Sur Europe 1, une jeune femme traite de cette information très sérieusement. Elle affirme "les sept péchés capitaux c’est de la vieille histoire finalement" et qu’à présent il existe quatre péchés de plus, avant de les citer précisément, sûre de son fait, développant une sorte de programme anti-péché qui sortirait tout droit de l’Eglise. La mondialisation a changé dit l’archevêque, selon elle, la nature des péchés, ce qui explique bien sûr ce revirement du Vatican...
France info a même pris la peine de faire un débat, dans un véritable dialogue de sourd, selon le curé blogueur Emmanuel Pic. Un autre curé, Emmanuel Schwab, y explique qu’il s’agit juste d’une piste de réflexion sur le péché dans la société actuelle, mais en aucun cas d’une nouvelle "liste". L’essayiste Patrick Banon, "chercheur en sciences des religions et systèmes de pensée" (s’il vous plaît), explique qu’il faudrait classer le racisme comme un péché... Les péchés capitaux ne sont-ils pas dépassés demande la journaliste au curé... Plus qu’un dialogue de sourd, c’est à désespérer des journalistes et des chercheurs...
Pourtant, il suffisait de chercher un peu.

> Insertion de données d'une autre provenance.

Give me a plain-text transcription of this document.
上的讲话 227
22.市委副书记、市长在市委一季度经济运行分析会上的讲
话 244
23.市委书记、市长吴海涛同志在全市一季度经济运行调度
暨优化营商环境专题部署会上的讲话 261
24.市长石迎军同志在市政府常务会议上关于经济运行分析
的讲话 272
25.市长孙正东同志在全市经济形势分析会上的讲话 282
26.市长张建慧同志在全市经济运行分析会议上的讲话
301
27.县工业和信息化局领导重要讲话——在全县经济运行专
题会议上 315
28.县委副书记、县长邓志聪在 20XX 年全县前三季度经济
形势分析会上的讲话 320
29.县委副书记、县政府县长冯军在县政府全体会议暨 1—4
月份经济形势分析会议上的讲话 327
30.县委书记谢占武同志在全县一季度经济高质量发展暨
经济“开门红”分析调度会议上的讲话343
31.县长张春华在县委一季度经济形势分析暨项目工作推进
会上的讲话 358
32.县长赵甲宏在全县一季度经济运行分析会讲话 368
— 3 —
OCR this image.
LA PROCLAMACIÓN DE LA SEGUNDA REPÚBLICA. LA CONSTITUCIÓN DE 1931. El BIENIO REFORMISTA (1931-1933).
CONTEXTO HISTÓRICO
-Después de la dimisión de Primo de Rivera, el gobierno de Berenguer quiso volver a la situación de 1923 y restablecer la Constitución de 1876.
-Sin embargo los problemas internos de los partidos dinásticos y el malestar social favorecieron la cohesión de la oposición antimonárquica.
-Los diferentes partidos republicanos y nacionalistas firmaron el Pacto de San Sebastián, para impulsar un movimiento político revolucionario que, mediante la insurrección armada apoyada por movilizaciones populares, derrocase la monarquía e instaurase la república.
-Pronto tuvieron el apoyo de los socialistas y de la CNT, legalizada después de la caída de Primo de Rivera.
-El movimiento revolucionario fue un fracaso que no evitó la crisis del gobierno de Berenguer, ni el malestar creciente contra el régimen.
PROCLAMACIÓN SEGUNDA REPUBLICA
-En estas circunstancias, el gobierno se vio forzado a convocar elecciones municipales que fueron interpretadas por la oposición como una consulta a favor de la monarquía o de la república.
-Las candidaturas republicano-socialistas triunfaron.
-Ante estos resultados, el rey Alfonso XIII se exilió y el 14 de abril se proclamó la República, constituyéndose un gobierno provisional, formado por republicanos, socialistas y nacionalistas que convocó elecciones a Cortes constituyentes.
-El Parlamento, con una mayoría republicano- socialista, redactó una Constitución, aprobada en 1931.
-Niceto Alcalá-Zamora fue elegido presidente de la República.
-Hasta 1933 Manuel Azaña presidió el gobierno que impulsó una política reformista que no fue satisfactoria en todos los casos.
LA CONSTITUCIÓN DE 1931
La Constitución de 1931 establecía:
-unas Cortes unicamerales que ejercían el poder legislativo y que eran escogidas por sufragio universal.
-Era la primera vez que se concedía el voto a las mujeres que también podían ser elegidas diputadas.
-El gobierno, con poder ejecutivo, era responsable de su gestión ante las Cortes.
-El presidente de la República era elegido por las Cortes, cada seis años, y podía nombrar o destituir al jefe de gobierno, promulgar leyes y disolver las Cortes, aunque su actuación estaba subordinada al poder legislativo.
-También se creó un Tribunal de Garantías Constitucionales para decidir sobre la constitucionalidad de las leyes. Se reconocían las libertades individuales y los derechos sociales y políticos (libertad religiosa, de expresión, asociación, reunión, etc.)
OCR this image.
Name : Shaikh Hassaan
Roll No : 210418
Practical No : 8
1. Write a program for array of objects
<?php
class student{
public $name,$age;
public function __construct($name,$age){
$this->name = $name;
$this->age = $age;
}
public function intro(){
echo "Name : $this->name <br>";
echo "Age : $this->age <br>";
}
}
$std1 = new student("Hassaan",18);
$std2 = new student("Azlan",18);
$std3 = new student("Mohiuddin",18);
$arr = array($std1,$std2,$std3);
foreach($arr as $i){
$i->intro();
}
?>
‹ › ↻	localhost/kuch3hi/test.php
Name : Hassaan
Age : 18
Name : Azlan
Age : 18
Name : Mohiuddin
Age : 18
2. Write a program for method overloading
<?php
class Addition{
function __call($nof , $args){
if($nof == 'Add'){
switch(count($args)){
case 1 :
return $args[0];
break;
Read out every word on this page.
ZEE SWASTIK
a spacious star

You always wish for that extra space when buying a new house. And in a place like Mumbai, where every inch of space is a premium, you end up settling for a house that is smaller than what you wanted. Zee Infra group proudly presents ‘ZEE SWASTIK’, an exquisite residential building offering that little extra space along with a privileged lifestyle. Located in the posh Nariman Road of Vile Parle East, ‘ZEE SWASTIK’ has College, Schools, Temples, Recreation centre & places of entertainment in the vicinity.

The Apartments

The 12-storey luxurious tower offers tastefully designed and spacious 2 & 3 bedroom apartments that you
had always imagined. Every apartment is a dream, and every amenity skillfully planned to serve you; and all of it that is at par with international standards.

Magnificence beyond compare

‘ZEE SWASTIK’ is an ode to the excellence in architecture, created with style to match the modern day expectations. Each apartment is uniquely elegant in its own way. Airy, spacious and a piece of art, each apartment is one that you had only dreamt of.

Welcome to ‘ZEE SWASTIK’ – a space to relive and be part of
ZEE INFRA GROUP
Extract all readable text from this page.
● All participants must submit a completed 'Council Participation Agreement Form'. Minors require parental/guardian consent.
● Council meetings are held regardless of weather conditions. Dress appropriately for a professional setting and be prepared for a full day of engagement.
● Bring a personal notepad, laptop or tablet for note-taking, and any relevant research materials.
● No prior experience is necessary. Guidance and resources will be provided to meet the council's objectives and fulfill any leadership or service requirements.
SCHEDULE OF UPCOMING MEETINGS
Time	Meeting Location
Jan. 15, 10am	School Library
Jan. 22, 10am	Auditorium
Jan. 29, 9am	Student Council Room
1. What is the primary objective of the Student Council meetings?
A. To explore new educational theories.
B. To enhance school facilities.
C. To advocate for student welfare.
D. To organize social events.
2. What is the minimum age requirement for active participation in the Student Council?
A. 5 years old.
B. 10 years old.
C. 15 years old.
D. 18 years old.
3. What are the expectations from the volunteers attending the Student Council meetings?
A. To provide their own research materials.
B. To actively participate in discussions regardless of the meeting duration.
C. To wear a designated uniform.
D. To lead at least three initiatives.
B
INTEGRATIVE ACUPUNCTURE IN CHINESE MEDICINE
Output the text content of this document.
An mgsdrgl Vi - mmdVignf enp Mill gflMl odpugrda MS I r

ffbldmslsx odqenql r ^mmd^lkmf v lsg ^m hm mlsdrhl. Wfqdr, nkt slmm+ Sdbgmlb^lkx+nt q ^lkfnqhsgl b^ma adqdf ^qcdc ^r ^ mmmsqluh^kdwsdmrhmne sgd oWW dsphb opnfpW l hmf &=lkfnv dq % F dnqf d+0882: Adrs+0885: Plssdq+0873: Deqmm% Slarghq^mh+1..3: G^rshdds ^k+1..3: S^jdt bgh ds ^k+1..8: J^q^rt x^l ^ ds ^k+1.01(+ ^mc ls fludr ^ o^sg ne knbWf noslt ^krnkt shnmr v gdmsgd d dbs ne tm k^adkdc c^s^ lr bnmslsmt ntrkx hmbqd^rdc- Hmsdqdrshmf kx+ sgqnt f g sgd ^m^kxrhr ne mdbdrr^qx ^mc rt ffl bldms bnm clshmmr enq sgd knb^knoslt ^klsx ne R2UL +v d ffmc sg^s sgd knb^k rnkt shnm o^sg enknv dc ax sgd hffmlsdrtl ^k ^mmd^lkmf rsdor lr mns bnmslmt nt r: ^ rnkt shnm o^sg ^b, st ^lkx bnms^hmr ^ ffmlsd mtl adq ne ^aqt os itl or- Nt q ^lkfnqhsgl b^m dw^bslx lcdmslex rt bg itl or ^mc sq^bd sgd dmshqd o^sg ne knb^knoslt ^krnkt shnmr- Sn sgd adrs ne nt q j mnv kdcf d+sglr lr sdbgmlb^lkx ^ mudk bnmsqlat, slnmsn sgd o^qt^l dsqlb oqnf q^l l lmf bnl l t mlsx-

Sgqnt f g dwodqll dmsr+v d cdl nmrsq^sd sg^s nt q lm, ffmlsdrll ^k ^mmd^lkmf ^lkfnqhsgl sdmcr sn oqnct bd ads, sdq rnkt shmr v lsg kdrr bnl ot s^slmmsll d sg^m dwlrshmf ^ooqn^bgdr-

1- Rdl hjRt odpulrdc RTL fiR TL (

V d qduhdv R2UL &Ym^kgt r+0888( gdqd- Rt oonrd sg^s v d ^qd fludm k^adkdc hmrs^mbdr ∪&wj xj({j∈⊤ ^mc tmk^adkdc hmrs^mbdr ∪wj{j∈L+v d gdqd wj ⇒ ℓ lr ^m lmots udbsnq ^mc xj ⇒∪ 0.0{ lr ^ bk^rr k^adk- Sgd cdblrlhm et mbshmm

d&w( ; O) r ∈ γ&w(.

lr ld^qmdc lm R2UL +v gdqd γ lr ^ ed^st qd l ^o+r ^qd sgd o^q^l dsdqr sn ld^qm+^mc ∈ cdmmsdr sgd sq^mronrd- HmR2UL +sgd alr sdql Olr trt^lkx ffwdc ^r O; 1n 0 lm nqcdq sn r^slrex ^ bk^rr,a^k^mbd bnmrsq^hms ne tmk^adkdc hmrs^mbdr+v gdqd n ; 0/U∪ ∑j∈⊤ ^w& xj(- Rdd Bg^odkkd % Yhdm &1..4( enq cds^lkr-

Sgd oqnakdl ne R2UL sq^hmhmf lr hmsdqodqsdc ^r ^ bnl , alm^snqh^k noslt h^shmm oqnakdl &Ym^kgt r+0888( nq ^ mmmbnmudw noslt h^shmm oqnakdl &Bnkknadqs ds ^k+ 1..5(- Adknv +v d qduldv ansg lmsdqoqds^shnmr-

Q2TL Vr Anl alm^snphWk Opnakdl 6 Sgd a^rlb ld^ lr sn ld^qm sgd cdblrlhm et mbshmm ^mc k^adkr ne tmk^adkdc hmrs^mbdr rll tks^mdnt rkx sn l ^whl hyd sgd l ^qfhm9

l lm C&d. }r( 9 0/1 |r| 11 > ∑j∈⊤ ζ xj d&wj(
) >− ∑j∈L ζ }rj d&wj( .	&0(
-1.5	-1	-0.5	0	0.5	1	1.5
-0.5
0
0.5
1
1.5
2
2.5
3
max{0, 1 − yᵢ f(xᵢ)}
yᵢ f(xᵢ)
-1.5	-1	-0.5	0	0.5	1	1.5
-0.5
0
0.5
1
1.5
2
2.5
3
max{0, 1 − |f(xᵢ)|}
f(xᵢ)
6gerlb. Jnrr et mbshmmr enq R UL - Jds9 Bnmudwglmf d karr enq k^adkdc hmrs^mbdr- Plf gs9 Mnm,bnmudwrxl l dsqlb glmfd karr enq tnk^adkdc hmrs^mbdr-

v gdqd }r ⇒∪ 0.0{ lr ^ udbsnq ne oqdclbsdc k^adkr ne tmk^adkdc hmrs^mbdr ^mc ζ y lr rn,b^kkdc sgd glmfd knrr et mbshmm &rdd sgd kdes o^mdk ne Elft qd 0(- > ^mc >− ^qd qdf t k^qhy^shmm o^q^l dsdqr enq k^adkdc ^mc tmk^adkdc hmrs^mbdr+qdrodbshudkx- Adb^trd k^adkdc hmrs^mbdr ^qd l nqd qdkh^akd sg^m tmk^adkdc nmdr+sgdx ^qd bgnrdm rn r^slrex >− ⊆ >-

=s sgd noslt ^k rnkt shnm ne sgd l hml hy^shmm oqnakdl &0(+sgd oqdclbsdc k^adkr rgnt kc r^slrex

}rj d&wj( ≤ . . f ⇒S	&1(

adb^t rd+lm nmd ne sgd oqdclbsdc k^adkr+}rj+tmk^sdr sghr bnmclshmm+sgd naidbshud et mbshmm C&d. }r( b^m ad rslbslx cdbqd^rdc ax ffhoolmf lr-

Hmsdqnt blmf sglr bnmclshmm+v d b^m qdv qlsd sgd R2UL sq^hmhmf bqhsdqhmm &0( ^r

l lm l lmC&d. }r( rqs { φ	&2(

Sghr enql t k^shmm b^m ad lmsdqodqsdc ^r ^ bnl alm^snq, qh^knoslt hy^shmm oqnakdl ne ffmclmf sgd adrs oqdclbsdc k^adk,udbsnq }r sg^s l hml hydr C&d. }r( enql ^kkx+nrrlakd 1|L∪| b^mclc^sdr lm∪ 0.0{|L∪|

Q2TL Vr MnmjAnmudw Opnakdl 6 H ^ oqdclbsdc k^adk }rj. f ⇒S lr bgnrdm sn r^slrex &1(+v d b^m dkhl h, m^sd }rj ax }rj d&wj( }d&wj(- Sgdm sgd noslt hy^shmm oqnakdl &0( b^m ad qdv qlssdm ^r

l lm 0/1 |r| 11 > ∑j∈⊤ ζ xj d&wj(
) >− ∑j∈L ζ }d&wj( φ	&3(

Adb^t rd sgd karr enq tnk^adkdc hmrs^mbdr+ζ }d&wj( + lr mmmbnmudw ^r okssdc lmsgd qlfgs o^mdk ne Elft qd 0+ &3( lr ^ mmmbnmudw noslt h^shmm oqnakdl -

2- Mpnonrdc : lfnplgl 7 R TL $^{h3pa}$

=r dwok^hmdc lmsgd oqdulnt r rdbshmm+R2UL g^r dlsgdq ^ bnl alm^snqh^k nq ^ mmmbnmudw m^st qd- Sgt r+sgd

Le journal La Croix ou encore le Bien public font entendre une voix discordante, en citant notamment exactement l’archevêque : "Alors que le péché concernait jusqu’à présent plutôt l’individu, aujourd’hui il a une résonance sociale, en raison de la mondialisation". Il ne s’agit pas pour le prélat de revenir sur une prétendue "liste de péchés", mais d’étendre la notion de péché à la responsabilité collective, le Père Pic l’explique bien : "une invitation à ne pas limiter notre examen de conscience à notre seule responsabilité personnelle directe". Le Père Emmanuel Pic traite aussi du sujet sur son blog (ici et là).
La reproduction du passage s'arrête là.